Saturday night, Jan. 25, 2020, teams representing the UW managed to beat those representing the University of Toronto seven out of nine times in Terminal Live, an overwhelming victory for UW.
Terminal Live is an event hosted by Correlation-One, and sponsored by Citadel and Citadel Security, where various teams composed of 2-3 people compete on who can create better algorithms for their artificial intelligence (A.I.) to win a game called Terminal.
Terminal is a turn-based game in the tower defense genre created by Junaid Nomani, one of the Correlation-One event coordinators present at Terminal Live. Unlike most turn-based games, the two players actually make their moves at the same time.
A mechanic similar to rock-paper-scissors where, instead of showing a hand sign, independent units strategically placed on a grid to attack and defend.
Terminal has two types of unit, offence and defense. The three defensive units remain stationary to defend against attacks, the three offensive units move varifying speeds and attack the opposition differently.

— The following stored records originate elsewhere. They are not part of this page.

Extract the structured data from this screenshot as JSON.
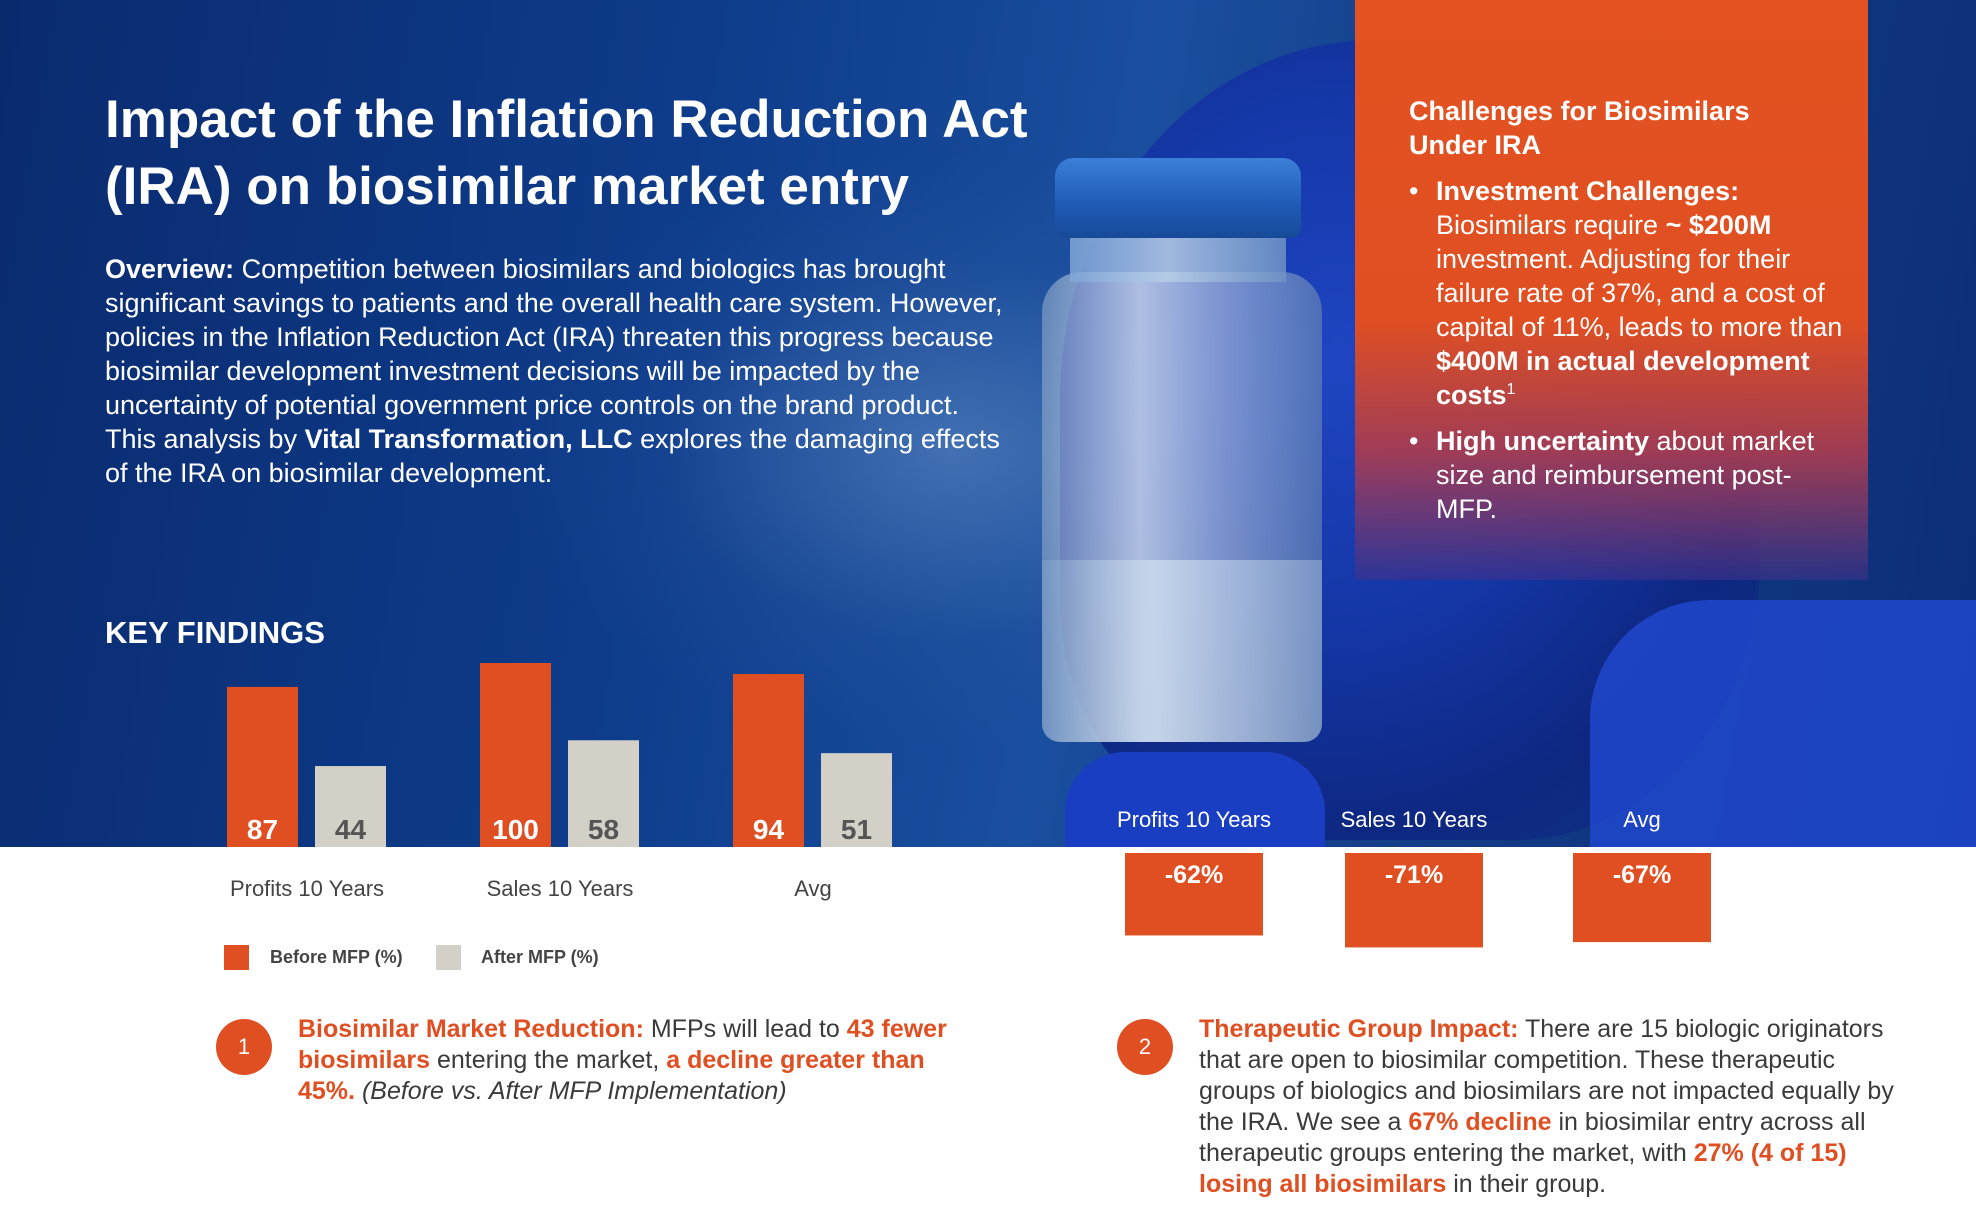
{
  "title": "Impact of the Inflation Reduction Act (IRA) on biosimilar market entry",
  "overview": {
    "label": "Overview:",
    "text_1": " Competition between biosimilars and biologics has brought significant savings to patients and the overall health care system. However, policies in the Inflation Reduction Act (IRA) threaten this progress because biosimilar development investment decisions will be impacted by the uncertainty of potential government price controls on the brand product. This analysis by ",
    "org": "Vital Transformation, LLC",
    "text_2": " explores the damaging effects of the IRA on biosimilar development."
  },
  "challenges": {
    "title": "Challenges for Biosimilars Under IRA",
    "item1": {
      "lead": "Investment Challenges:",
      "t1": " Biosimilars require ",
      "b1": "~ $200M",
      "t2": " investment. Adjusting for their failure rate of 37%, and a cost of capital of 11%, leads to more than ",
      "b2": "$400M in actual development costs",
      "sup": "1"
    },
    "item2": {
      "lead": "High uncertainty",
      "t1": " about market size and reimbursement post-MFP."
    }
  },
  "key_findings_label": "KEY FINDINGS",
  "legend": {
    "before": "Before MFP (%)",
    "after": "After MFP (%)"
  },
  "colors": {
    "orange": "#e04f22",
    "gray": "#d3d0c8",
    "navy": "#0e3d8c"
  },
  "chart_data": [
    {
      "type": "bar",
      "categories": [
        "Profits 10 Years",
        "Sales 10 Years",
        "Avg"
      ],
      "series": [
        {
          "name": "Before MFP (%)",
          "values": [
            87,
            100,
            94
          ]
        },
        {
          "name": "After MFP (%)",
          "values": [
            44,
            58,
            51
          ]
        }
      ],
      "ylim": [
        0,
        100
      ],
      "legend": "bottom-left"
    },
    {
      "type": "bar",
      "categories": [
        "Profits 10 Years",
        "Sales 10 Years",
        "Avg"
      ],
      "values": [
        -62,
        -71,
        -67
      ],
      "labels": [
        "-62%",
        "-71%",
        "-67%"
      ]
    }
  ],
  "findings": [
    {
      "number": "1",
      "lead": "Biosimilar Market Reduction:",
      "t1": " MFPs will lead to ",
      "h1": "43 fewer biosimilars",
      "t2": " entering the market, ",
      "h2": "a decline greater than 45%.",
      "t3": " ",
      "italic": "(Before vs. After MFP Implementation)"
    },
    {
      "number": "2",
      "lead": "Therapeutic Group Impact:",
      "t1": " There are 15 biologic originators that are open to biosimilar competition. These therapeutic groups of biologics and biosimilars are not impacted equally by the IRA. We see a ",
      "h1": "67% decline",
      "t2": " in biosimilar entry across all therapeutic groups entering the market, with ",
      "h2": "27% (4 of 15) losing all biosimilars",
      "t3": " in their group."
    }
  ]
}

The goal is to make the opposition’s “health” reach zero first. Terminal is also online and available for people to play manually or with algorithms they created. They can play against A.I. bosses created by Correlation-one or against their own algorithm. The competition, on the other hand, is invite only.
People can apply on the Terminal website, submitting an application is simple, no payment required, but the questions on the application are fairly challenging.
This is the first time Terminal Live pitted two educational institutes against each other. With Terminal Live gaining more institutes interested, it became possible to have schools compete against each other.
This season the first competition was between UW and University of Toronto. There were a few technical issues on the day of the competition took place that acted as an extra challenge for the participating teams, but overall, the participants had fun at the event. The event lasted roughly eight hours and the teams spent the majority of it creating the algorithms for their A.I.’s. Food and refreshments were provided and coordinators from Correlation-One were on site to provide technical support and ensure everyone had a great time.
According to Rebecca Rodriguez and Alex Klufas of Correlation-One, they encourage participants to prepare beforehand, read the rules and play against the A.I. bosses. Doing so poses no problem to the competition because the game is modified, requiring the teams participating to make changes to their algorithms in order to compensate The representatives for the universities were picked from the highest scoring teams that were in the competition. The three that scored the highest and became the representatives for the UW were Yellow Goose, Traveling Wilburys, and Garpuz.
The teams from the University of Toronto that scored the highest and became the representatives were Free Snacks, Alpha Pro, and Terminal Hackermans.
Alpha Pro and Terminal Hackermans managed to eke out victories, but the teams representing UW came out victorious. Team Garpuz being the overall winner of Terminal Live.
According to Victor Hall, one of the four coordinators of from Correlation-One, Terminal Live is a great place to network with competitors and recruiters.
When asked, many of the participants stated that they would recommend Terminal Live to others because it is a fun and competitive experience.